Interesting Further Reading

Iguana With Orange Head: As Pets

iguana with orange head as pets
iguana with orange head as pets

As Iguana with orange heads or Agama can live for about 20 years and captivity. So, it would help if you were ready for a long-term commitment. They have many other needs like tank lighting, heating, and substrate. The best tank type for keeping an Iguana with the orange head is made from glass.

If you are looking to house a pair (1 male & 1 Female), have at least 100 gallons of size. Being a reptile that depends on external lighting and heating sources, a heating pad will be necessary on the bottom of its enclosure. Heating and UVB bulbs are also recommended to have.

Talking about the substrate, it is best never to use the one made from loose particles as it can be ingested by your pet. Newspapers can be used as bedding. Other than newspapers, you can use wood chips, coconut husks, or even sand. But these are not very good as they pose the risk of impaction.

For bedding purposes, you should line the bottom of the enclosure with reptile carpet.
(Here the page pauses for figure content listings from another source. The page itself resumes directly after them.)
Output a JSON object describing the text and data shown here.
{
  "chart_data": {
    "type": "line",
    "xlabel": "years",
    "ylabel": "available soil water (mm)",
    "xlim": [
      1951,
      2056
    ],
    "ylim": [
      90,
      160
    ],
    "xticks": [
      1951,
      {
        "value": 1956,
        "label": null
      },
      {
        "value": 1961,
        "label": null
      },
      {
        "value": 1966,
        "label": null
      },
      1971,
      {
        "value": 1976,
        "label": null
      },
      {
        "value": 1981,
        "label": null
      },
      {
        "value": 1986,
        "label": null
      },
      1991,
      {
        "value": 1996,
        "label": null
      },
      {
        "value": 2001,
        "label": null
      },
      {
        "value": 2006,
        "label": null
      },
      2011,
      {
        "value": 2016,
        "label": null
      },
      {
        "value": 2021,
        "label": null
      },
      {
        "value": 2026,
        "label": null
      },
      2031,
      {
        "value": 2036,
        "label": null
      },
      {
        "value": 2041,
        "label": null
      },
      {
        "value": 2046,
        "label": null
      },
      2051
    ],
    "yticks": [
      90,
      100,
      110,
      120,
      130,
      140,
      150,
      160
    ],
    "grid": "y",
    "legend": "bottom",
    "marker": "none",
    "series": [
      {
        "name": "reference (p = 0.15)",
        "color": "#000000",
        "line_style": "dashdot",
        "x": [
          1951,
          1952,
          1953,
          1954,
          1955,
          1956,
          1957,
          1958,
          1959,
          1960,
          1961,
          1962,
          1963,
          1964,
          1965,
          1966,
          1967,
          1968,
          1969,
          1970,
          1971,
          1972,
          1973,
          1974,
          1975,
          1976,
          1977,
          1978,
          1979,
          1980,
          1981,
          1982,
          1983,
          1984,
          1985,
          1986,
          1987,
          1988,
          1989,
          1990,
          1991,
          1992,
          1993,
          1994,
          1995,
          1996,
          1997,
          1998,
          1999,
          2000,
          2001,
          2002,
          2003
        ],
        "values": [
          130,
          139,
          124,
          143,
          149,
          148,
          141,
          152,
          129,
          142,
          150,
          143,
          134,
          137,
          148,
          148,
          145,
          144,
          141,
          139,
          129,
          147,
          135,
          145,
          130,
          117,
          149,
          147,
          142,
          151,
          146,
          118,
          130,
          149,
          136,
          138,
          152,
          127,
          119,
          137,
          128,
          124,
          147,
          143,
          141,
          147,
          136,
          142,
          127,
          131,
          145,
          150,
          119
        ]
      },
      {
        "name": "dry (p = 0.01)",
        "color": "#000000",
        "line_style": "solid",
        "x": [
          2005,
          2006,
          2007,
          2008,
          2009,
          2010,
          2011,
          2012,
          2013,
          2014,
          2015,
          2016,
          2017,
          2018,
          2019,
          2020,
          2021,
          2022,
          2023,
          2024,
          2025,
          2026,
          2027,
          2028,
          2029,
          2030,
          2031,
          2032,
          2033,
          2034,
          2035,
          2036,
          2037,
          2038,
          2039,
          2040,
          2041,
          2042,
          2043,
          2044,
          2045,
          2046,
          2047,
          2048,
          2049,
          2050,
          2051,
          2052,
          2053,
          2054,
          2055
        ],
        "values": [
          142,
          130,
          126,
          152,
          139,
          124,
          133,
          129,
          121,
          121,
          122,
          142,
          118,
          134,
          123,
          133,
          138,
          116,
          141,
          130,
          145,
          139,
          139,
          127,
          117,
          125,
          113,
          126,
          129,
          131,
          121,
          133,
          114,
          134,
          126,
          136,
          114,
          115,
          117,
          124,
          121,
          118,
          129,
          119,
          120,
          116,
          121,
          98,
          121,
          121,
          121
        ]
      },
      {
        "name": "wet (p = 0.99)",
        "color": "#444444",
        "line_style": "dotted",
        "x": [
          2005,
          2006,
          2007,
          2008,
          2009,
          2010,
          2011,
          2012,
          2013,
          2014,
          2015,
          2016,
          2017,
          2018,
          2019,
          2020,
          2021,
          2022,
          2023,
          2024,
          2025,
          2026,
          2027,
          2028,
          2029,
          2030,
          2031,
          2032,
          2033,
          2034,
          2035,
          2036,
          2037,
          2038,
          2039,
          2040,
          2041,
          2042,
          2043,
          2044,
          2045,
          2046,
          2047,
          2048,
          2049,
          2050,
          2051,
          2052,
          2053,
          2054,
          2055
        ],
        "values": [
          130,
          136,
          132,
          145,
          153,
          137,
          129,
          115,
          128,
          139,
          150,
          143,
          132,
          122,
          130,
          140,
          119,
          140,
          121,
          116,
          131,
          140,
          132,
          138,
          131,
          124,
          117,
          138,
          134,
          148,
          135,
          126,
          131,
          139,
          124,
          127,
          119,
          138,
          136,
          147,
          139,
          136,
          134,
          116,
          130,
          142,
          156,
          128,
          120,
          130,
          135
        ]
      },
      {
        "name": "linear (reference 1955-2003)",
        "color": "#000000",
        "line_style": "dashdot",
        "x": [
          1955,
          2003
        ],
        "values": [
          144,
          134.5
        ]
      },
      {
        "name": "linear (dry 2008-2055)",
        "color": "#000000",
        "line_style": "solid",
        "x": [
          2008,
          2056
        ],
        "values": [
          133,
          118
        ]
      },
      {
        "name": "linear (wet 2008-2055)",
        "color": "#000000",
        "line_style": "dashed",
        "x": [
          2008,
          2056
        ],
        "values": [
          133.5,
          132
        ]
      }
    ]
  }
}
Talking about the lighting, the setup should mimic the natural light of the day in their enclosure. You should keep the lights on for at least 8-12 hours and then turn them off during the night time or evening.

Not only, It is important to have a large glass tank but also to decorate it properly. Without proper equipment and decoration, your pet is likely to get bored. Always add some fake branches, climbing obstacles, rocks and other items that help your pet climb, thrive and make them explore more.